Suddenly not only execution desks were focused on how brokers executed buy-side trades. Portfolio managers, chief investment officers, pension trustees and board members all became aware of the dizzying range of execution options that have built up around the ‘simple’ act of buying or selling a stock. Cue an avalanche of detailed questionnaires, many drafted by external consultants and auditors rather than traders, some designed to reassure worried end-investors, directors and other lay people, rather than shed light on previously opaque trading practices.

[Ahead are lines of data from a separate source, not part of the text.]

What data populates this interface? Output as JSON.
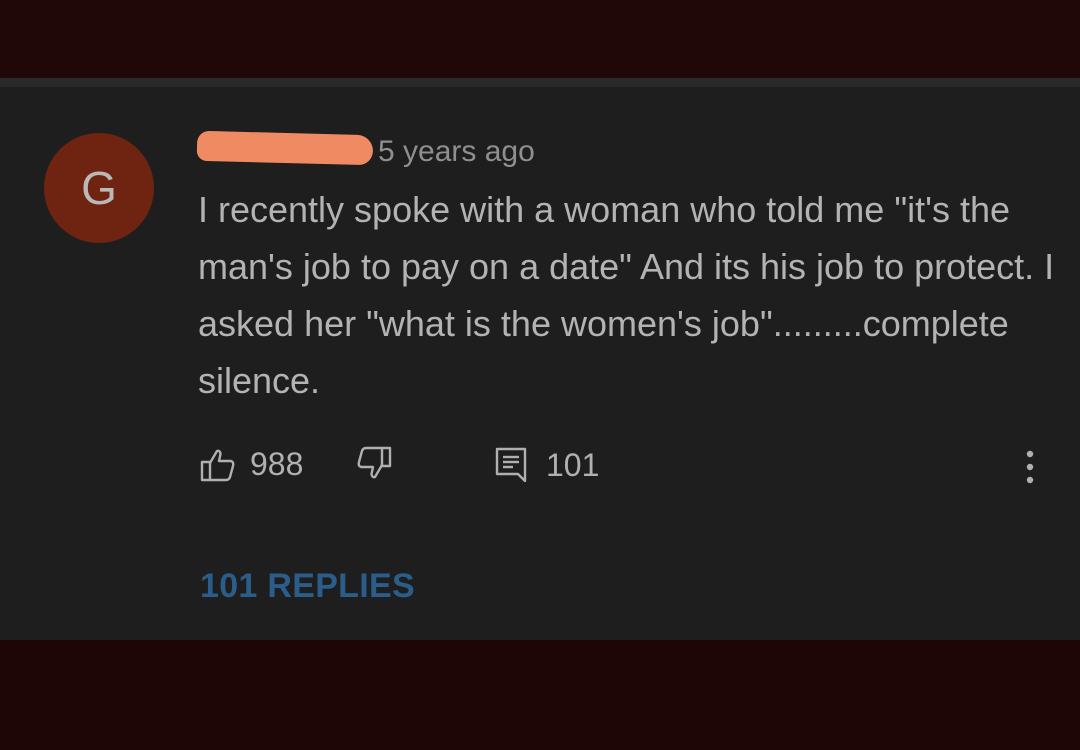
{
  "comment": {
    "avatar_letter": "G",
    "timestamp": "5 years ago",
    "text": "I recently spoke with a woman who told me \"it's the man's job to pay on a date\" And its his job to protect. I asked her \"what is the women's job\".........complete silence.",
    "likes": "988",
    "reply_count": "101",
    "replies_link": "101 REPLIES"
  },
  "colors": {
    "avatar_bg": "#6e2410",
    "redaction": "#f08a63",
    "replies_link": "#2a5d8a",
    "card_bg": "#1e1e1e"
  },
  "icons": [
    "thumbs-up-icon",
    "thumbs-down-icon",
    "comment-icon",
    "more-vert-icon"
  ]
}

So what’s been achieved by the last four months of form filling? Some brokers say that they have not made any significant changes to how they route orders to trading venues. Others said they have had more honest conversations with buy-side trading desks that have led to a greater focus on best execution than economic incentives in routing logic. Many brokers have shared reams of execution data with their clients but fewer have noticed a change in how institutional investors instruct them. “What do they do with the data? We never quite know,” laughed one broker. Due diligence appears to be the order of the day, not least because the time, skills and technology required to derive more effective execution processes are not available to all.

Is the US equity market a safer place for the end-investor? Again the jury is out. One broker whose firm operates dark pools around the world told me he expects another example to emerge of a trading venue executing trades in a fashion other than advertised. After all, fraudulent data can be manufactured, purporting to demonstrate adherence to best practice. Maybe the truth about dark pools and order routing isn’t so clear cut after all.